Solution Approach 2:
The patent replaces manual mechanical route planning with automated computational algorithms that process network data, geographic information, and testing requirements. This substitution eliminates human errors in route creation while the systematic algorithmic approach actually reduces computing resource waste by optimizing paths mathematically rather than through trial-and-error manual adjustments.
3Measurement precision
If comprehensive network data analysis is performed, then route optimization accuracy improves, but computing resource requirements increase
Solution Approach 1:
The system extracts and focuses only on the most critical network performance parameters and geographic features relevant to route optimization, rather than processing all available network data. This selective extraction maintains high route accuracy by concentrating computational resources on the most impactful variables while filtering out redundant information that would waste computing resources.
Solution Approach 2:
The routing system dynamically adjusts the level of data analysis depth based on testing requirements, network conditions, and available computing resources.
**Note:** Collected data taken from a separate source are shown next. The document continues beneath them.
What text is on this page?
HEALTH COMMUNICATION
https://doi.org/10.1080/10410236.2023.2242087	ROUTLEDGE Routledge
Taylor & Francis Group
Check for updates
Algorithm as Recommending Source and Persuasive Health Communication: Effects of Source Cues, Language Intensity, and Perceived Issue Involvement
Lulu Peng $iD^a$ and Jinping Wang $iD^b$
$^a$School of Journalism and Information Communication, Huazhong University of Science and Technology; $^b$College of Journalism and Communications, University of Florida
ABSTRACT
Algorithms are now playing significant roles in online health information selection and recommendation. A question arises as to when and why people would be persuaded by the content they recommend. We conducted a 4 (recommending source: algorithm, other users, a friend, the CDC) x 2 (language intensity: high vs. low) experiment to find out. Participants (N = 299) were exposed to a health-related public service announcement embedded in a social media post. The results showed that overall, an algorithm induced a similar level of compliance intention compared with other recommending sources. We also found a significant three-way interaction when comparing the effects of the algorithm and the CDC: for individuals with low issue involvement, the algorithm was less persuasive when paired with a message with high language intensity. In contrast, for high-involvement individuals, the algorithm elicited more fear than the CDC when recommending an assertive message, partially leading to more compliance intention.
It changes parameters such as data sampling frequency, analysis granularity, and optimization complexity to balance accuracy needs with resource constraints, achieving high precision when necessary while conserving resources during routine operations.
Data Source
AI summary
A device may receive user criteria associated with a route for network performance testing of a network, network data associated with the network, and cartographic data associated with a location of the network. The device may calculate network spatial data based on the user criteria and the network data, and may perform feature extraction of the network spatial data to calculate network statistics and to extract network event locations. The device may generate waypoint criteria based on the network statistics and the network event locations, and may map the network spatial data to valid roadways identified in the cartographic data to generate mapped data. The device may identify a list of viable waypoints based on comparing the mapped data and the waypoint criteria, and may process the list of viable waypoints, the network data, and the cartographic data, with a clustering model, to generate the route.